By Shawn Kirkpatrick
In the halls of Opelika High School he’s known as “Mr. President,” but now senior Jamie Lowe is also known as a Ron Brown Scholar. Close to 5,000 African-American high school seniors from across the U.S. applied for Ron Brown Scholarships. Lowe was one of 25 students, and the only one from Alabama, to receive one of those scholarships.
Ronald (Ron) H. Brown was the first African-American to serve as the United States Secretary of Commerce, as well as the first to serve as Chairman of the Democratic National Committee.
The Ron Brown Scholar Fund promotes academic excellence, awarding Scholars with $40,000 ($10,000 per year for four years) to be used at the college or university of their choice.
“Last October I wrote my essays and sent them in. When January rolled around they informed me I was one of 75 people to move forward to the semi-finals.” Lowe said. “I had to write two more essays. One on the greatest problem facing our society and the other about the organization I am most proud to be a part of.”
After he sent in his two essays, Lowe said he was chosen to be one of 30 Scholar finalists. ”They flew us all out to Washington D.C. for selection weekend. That Saturday we had five individual interview rounds from 9 a.m. – 5 p.m. It was a long day. That night we had a formal dinner with other previous Scholars, then flew home Sunday.”
Lowe had to wait until the following Tuesday, to find out whether he was selected to be a Scholar. “I was called while I was at Men’s Warehouse getting my tux for prom. I was jumping and screaming in the store.”
The magnitude of being awarded a Ron Brown Scholarship doesn’t escape Lowe.
“It was very uplifting to me, because you just don’t see that many organizations for minority groups. I was in awe when I got to D.C. to see how many diverse people were contributing. The best thing about Ron Brown is that it is a community and a family. The other Scholars coming back (to D.C.) it was like a family reunion.”
Along with the support of his mother, Lowe said two people have helped him find his way to the political arena and mentor him, Opelika Councilwoman Patricia “Patsy” Jones and Circuit Judge Michael Fellows.
Lowe said Jones has taken him to Montgomery for democratic conventions and events, where he has met many players in the political world. Jones also helped him get a position as a page for State Senator Quinton Ross. “Jamie has always been very interested in government. He’s a wonderful young man,” Jones said. He’s very intelligent. He wants to know and wants to do well. He wants to give back and make a difference.”

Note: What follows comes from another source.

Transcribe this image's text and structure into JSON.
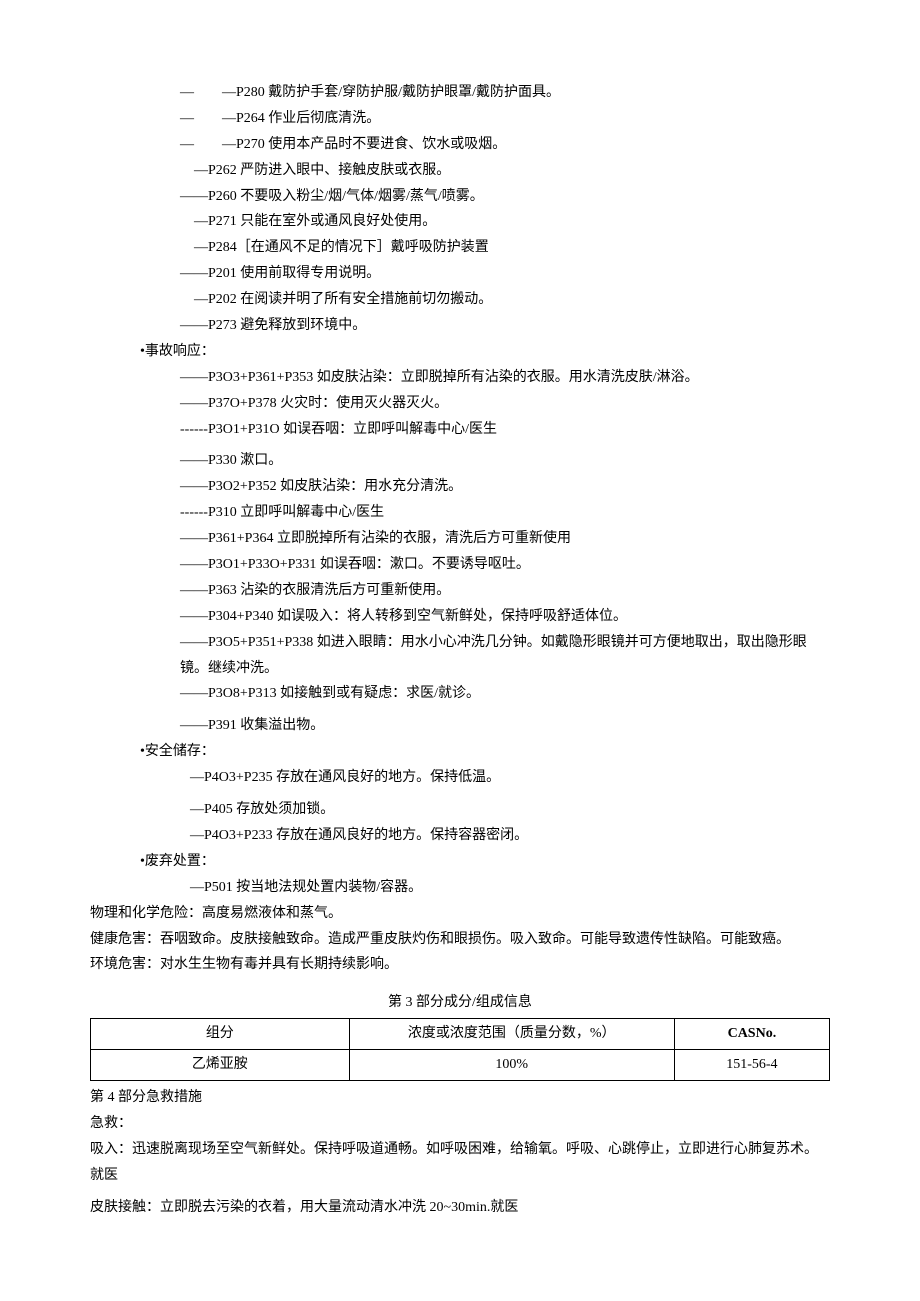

Lowe has been an intern for Judge Fellows for the past year and said the judge is a remarkable man. “I like the way he thinks. Just watching him on the bench, he is so very wise. He speaks in analogies all the time. I’ve been keeping a quote book of things he says. He’s also helped me facilitate my community involvement.”
Judge Fellows said he has been “wowed” by Lowe.
“He is a great young man. He is not your typical highschool senior. He’s one of those, take life by the horns, kind-of guy. I think Jamie is really smart and cares about people and is really dedicated. He is going to be good at whatever he does.”
Lowe added that so many people have contributed to who he is today. “I’m grateful to the entire community. Even my peers have been so supportive of me. I’m class president and they all know I want to be president of the United States of America someday. They call me Mr. President. I have a very supportive class and I love them all very much.”
The list is long, but being a part of National Honor Society, Math and History Honors, Key Club, Student Government Association (SGA) and band are just some of Lowe’s other accomplishments at OHS. “I was in band until this year. I had to let it go due to time constraints. And I hate that. I loved the band. I play the trumpet.”
Lowe will be attending Auburn University in the fall. His Ron Brown Scholarship, MLK Leadership Scholarship and several academic scholarships, will cover his tuition for four years. After that, Lowe said he wants to attend law school at either Princeton or Yale.
To future students, Lowe has this advice. ”I strongly recommend spreading yourself out there to see what comes your way. Even if you don’t think you might get something (scholarship) you will. It’s never healthy to doubt yourself. Being aware of yourself is positive, but self-doubt is the most detrimental thing to success.”